Note: Factors colored in red can generally be thought to help McCain. Factors in blue can generally be thought to help Obama. Factors in purple have ambiguous effects. Except where otherwise apparent, the numbers next to each variable represent the proportion out of each 100 residents in each state who fall into that category. Fundraising numbers reflect dollars raised in the 2008 campaign cycle per eligible voter in each state. Figures for seniors and youth voters are proportions of all residents aged 18+, rather than all residents of any age. The figure for education reflects the average number of years of completed schooling for all adults aged 25+. The figure for same-sex households reflects the number of same-sex partner households as a proportion of all households in the state. The liberal-conservative index is scaled from 0 (conservative) to 100 (liberal), based on a Likert score of voter self-identification in 2004 exit polls. The turnout rates reflect eligible voters only. Unemployment rates are current as of June 2008.

What McCain Has Going For Him

No state has less educated voters in the aggregate, terrible voter turnout rates, and Obama has terrible fundraising. “American” ancestry ranks 3d highest in this Appalachian state, and only four states have higher gun ownership rates. Few same-sex households, not many Starbucks, not many Catholics, and a very large percentage of elderly voters. Not many youth voters, and that the state went twice for George Bush helps John McCain’s chances. Culturally, the state is extremely resistant to perceived outsiders, and Barack Obama’s newness cuts against him heavily in that respect.

What Obama Has Going For Him

Ironically, no state has a higher percentage of registered Democrats than the state George Bush carried twice. No state had worse McCain fundraising, and it’s shaded more toward women than men. With 50% of the state identifying as Democrats, it should be a no-brainer. Instead, it will be a shocker if Obama pulls this culturally resistant state off. Unemployment and economic worries loom high here, and when we visited the state two weeks ago we heard that sentiment expressed from some Bush-voting small business owners who planned to vote for Obama. Obama has a better ground operation, and now the state is getting top-of-ticket visits and surrogate like Robert Byrd stumping for Obama in the closing days.
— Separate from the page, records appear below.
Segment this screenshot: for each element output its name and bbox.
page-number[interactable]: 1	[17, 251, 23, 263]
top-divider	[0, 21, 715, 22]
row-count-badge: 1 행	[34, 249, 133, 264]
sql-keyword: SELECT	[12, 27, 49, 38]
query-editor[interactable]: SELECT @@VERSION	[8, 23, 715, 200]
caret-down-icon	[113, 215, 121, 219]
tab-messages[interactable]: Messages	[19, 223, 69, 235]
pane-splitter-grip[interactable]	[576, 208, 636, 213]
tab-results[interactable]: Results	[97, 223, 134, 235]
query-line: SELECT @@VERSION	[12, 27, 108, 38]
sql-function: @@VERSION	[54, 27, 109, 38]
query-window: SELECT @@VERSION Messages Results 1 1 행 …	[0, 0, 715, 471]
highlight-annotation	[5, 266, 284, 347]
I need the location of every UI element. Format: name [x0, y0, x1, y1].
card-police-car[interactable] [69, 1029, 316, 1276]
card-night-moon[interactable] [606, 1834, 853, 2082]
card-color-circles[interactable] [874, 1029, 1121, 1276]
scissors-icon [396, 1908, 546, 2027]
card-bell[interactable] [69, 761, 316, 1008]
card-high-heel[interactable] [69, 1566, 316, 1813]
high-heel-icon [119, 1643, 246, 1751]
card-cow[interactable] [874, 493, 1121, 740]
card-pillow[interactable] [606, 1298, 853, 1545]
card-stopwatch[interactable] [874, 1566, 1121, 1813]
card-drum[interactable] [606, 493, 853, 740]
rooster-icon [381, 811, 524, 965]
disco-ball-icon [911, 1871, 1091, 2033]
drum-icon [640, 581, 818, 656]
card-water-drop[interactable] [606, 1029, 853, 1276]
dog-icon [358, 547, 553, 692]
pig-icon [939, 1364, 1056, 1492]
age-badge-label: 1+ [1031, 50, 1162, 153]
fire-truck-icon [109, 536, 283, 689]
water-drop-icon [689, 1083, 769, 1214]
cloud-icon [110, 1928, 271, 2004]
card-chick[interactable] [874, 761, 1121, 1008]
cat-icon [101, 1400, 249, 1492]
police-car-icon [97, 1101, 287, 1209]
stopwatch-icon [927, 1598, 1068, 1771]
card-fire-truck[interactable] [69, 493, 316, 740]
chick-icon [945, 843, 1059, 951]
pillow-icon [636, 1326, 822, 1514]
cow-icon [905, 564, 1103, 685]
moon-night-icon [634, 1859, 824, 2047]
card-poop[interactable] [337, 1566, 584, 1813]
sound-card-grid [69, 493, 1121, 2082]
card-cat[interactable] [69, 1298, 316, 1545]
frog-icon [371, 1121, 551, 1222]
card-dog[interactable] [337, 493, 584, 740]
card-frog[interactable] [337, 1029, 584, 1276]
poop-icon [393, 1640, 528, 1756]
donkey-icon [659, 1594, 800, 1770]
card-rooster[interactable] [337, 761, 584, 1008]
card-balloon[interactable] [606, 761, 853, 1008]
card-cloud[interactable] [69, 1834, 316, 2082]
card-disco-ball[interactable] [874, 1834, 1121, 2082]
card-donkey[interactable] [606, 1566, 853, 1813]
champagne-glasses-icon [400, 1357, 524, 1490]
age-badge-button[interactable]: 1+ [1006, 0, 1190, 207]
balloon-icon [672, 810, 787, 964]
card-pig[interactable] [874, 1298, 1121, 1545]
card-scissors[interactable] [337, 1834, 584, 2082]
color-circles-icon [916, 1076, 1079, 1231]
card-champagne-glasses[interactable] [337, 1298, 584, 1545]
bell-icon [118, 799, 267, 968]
Still, beyond the high Democratic partisan identification, Obama has few statistical factors working in his favor.

What To Watch For

The closest House race is Shelley Moore Caputo (incumbent Republican) versus former Byrd aide Anne Barth. Most rank the race likely Republican, somewhere between solid and lean. It didn’t make the Republican “Death List,” so Republicans aren’t worried about it. The closer drama will be the presidential race, which nearly everyone still expects to go to McCain. When we were in the state, Tom Vogel, Obama’s State Director, told us to watch Putnam and Berkeley Counties, where if Obama were running anywhere close to even in those Republican strongholds, he’d win the state.